While the web has come of age over the past 4 or 5 years, it seems that many historians and curators are still unsure about what to do with it. Back in 1996, a website with visible text, reasonably-sized images and quality content superimposed on a sane and non-flashy background was a work of genius. Today, the quality scholarly content is still out there, but its creators are tearing their hair out worrying about web 2.0, attracting and holding audiences.

As in all things, purpose is key. Just because the web may be unfamiliar, that is not an excuse to throw critical thought out the window. It's not scary; it's just a new way to reach different audiences. If you are embarking on a new website or updating an old one, ask yourself, who do you want to serve? You need to answer this question first before you can calmly determine how best to attract them.

If your audience is scholarly, then don't feel you need to pretend it is not. I've been amazed at the lack of online humanities journals that engage the capabilities of the web. Even the Journal of the Oral History Society does not employ a format in which audio excerpts can be added to text. This would be an excellent feature to pursue online.

Graduate students struggle daily with the creation of "web exhibits." Unsure whether they are attempting to engage a scholarly or general audience, they agonize over text and images, tone and volume. The web offers something museums have long dreamed about and struggled to create: layers.

Don't despair and lock away your scholarly text. Just connect it through layers to your visitors' first impression of the site. If you want a casual visitor to stop and stay, snag her with a slide-show of click-able images. If you want to know more, go here! Even more? Go here!
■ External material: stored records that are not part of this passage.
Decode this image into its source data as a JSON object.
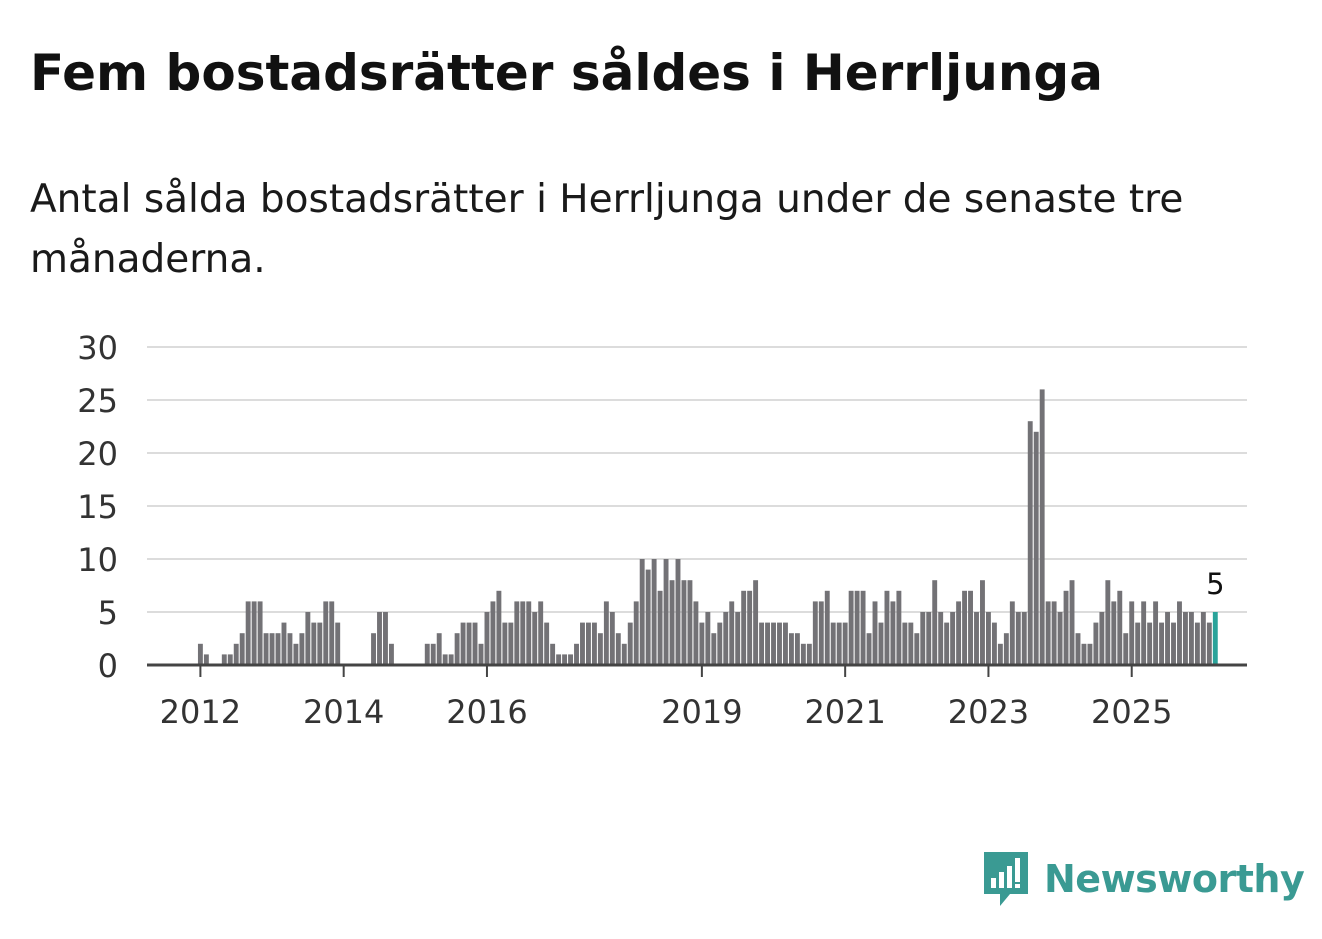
{
  "header": {
    "title": "Fem bostadsrätter såldes i Herrljunga",
    "subtitle": "Antal sålda bostadsrätter i Herrljunga under de senaste tre månaderna."
  },
  "brand": {
    "name": "Newsworthy",
    "color": "#3a9a93"
  },
  "colors": {
    "bar": "#737276",
    "highlight": "#2aa39a",
    "grid": "#dcdcdc",
    "axis": "#444444"
  },
  "chart_data": {
    "type": "bar",
    "title": "Fem bostadsrätter såldes i Herrljunga",
    "xlabel": "",
    "ylabel": "",
    "ylim": [
      0,
      30
    ],
    "yticks": [
      "0",
      "5",
      "10",
      "15",
      "20",
      "25",
      "30"
    ],
    "x_ticks": [
      {
        "label": "2012",
        "index": 0
      },
      {
        "label": "2014",
        "index": 24
      },
      {
        "label": "2016",
        "index": 48
      },
      {
        "label": "2019",
        "index": 84
      },
      {
        "label": "2021",
        "index": 108
      },
      {
        "label": "2023",
        "index": 132
      },
      {
        "label": "2025",
        "index": 156
      }
    ],
    "first_bar_index": -1,
    "values": [
      0,
      2,
      1,
      0,
      0,
      1,
      1,
      2,
      3,
      6,
      6,
      6,
      3,
      3,
      3,
      4,
      3,
      2,
      3,
      5,
      4,
      4,
      6,
      6,
      4,
      0,
      0,
      0,
      0,
      0,
      3,
      5,
      5,
      2,
      0,
      0,
      0,
      0,
      0,
      2,
      2,
      3,
      1,
      1,
      3,
      4,
      4,
      4,
      2,
      5,
      6,
      7,
      4,
      4,
      6,
      6,
      6,
      5,
      6,
      4,
      2,
      1,
      1,
      1,
      2,
      4,
      4,
      4,
      3,
      6,
      5,
      3,
      2,
      4,
      6,
      10,
      9,
      10,
      7,
      10,
      8,
      10,
      8,
      8,
      6,
      4,
      5,
      3,
      4,
      5,
      6,
      5,
      7,
      7,
      8,
      4,
      4,
      4,
      4,
      4,
      3,
      3,
      2,
      2,
      6,
      6,
      7,
      4,
      4,
      4,
      7,
      7,
      7,
      3,
      6,
      4,
      7,
      6,
      7,
      4,
      4,
      3,
      5,
      5,
      8,
      5,
      4,
      5,
      6,
      7,
      7,
      5,
      8,
      5,
      4,
      2,
      3,
      6,
      5,
      5,
      23,
      22,
      26,
      6,
      6,
      5,
      7,
      8,
      3,
      2,
      2,
      4,
      5,
      8,
      6,
      7,
      3,
      6,
      4,
      6,
      4,
      6,
      4,
      5,
      4,
      6,
      5,
      5,
      4,
      5,
      4,
      5
    ],
    "highlight_last": true,
    "last_value_label": "5",
    "grid": true
  }
}
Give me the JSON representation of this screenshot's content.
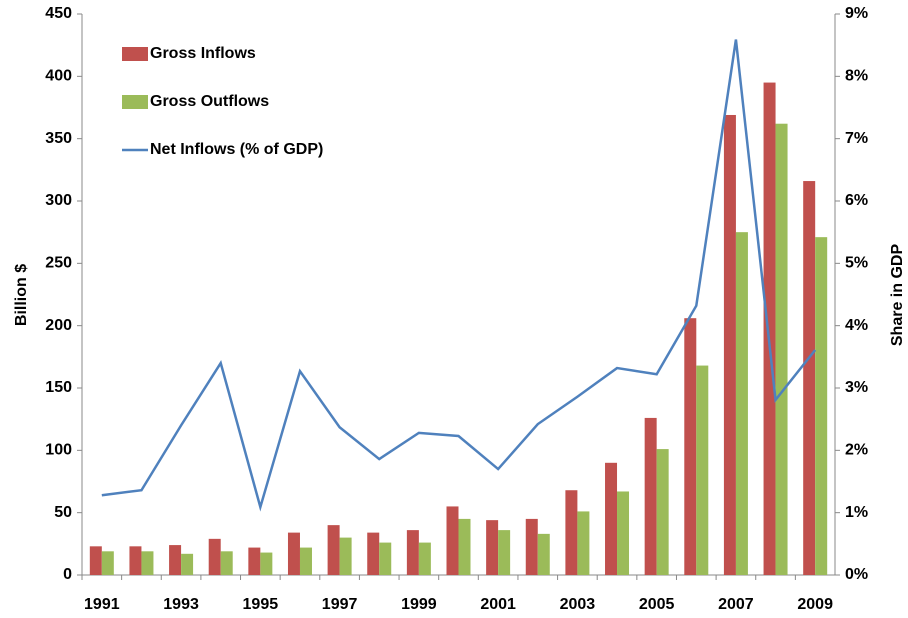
{
  "chart_data": {
    "type": "bar-line",
    "categories": [
      "1991",
      null,
      "1993",
      null,
      "1995",
      null,
      "1997",
      null,
      "1999",
      null,
      "2001",
      null,
      "2003",
      null,
      "2005",
      null,
      "2007",
      null,
      "2009"
    ],
    "y_label": "Billion $",
    "y2_label": "Share in GDP",
    "series": [
      {
        "name": "Gross Inflows",
        "type": "bar",
        "color": "#c0504d",
        "values": [
          23,
          23,
          24,
          29,
          22,
          34,
          40,
          34,
          36,
          55,
          44,
          45,
          68,
          90,
          126,
          206,
          369,
          395,
          316
        ]
      },
      {
        "name": "Gross Outflows",
        "type": "bar",
        "color": "#9bbb59",
        "values": [
          19,
          19,
          17,
          19,
          18,
          22,
          30,
          26,
          26,
          45,
          36,
          33,
          51,
          67,
          101,
          168,
          275,
          362,
          271
        ]
      },
      {
        "name": "Net Inflows (% of GDP)",
        "type": "line",
        "axis": "y2",
        "color": "#4f81bd",
        "values": [
          1.28,
          1.36,
          2.4,
          3.4,
          1.09,
          3.27,
          2.37,
          1.86,
          2.28,
          2.23,
          1.7,
          2.42,
          2.86,
          3.32,
          3.22,
          4.32,
          8.59,
          2.81,
          3.61
        ]
      }
    ],
    "ylim": [
      0,
      450
    ],
    "yticks": [
      0,
      50,
      100,
      150,
      200,
      250,
      300,
      350,
      400,
      450
    ],
    "y2lim": [
      0,
      9
    ],
    "y2ticks": [
      {
        "value": 0,
        "label": "0%"
      },
      {
        "value": 1,
        "label": "1%"
      },
      {
        "value": 2,
        "label": "2%"
      },
      {
        "value": 3,
        "label": "3%"
      },
      {
        "value": 4,
        "label": "4%"
      },
      {
        "value": 5,
        "label": "5%"
      },
      {
        "value": 6,
        "label": "6%"
      },
      {
        "value": 7,
        "label": "7%"
      },
      {
        "value": 8,
        "label": "8%"
      },
      {
        "value": 9,
        "label": "9%"
      }
    ],
    "legend": "top-left"
  }
}
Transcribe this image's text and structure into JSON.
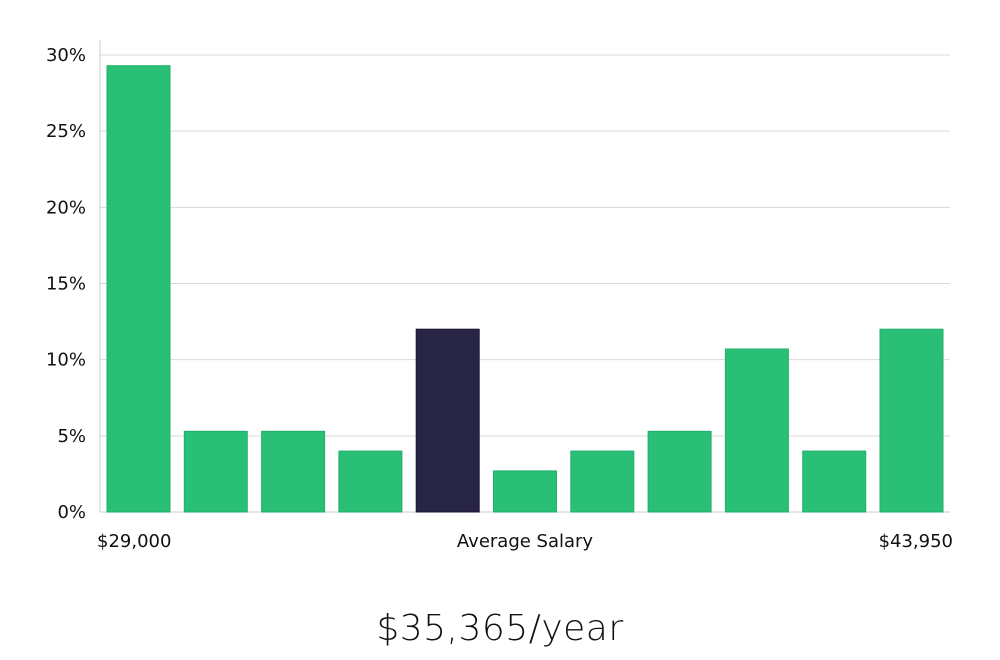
{
  "chart_data": {
    "type": "bar",
    "xlabel": "Average Salary",
    "x_range_labels": {
      "min": "$29,000",
      "max": "$43,950"
    },
    "values": [
      29.3,
      5.3,
      5.3,
      4.0,
      12.0,
      2.7,
      4.0,
      5.3,
      10.7,
      4.0,
      12.0
    ],
    "highlight_index": 4,
    "y_ticks": [
      "0%",
      "5%",
      "10%",
      "15%",
      "20%",
      "25%",
      "30%"
    ],
    "y_tick_values": [
      0,
      5,
      10,
      15,
      20,
      25,
      30
    ],
    "ylim": [
      0,
      30
    ],
    "grid": true,
    "colors": {
      "bar": "#2abf77",
      "highlight": "#282445"
    }
  },
  "summary": {
    "average_salary": "$35,365/year"
  }
}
Don't be afraid of connecting your site to something in another information dimension. Here's a scholarly paper. Here is the blog to go with it.

The internet is about creating communities. There's no reason to believe that suddenly all communities are the same. Just know who you're looking for and direct them to different experiences of your content.

Because no post would be right without examples, consider the excellent Lost Museum. Here is a site that can be experienced by casual users with a rich online environment to explore. Students can use clues in the exhibit to solve a mystery related to the history of the burning of P.T. Barnum's American Museum. Teacher's can use essays posted in the classroom to teach using the primary sources cataloged in the archive. There's a hook, and then there's layers of true quality content below.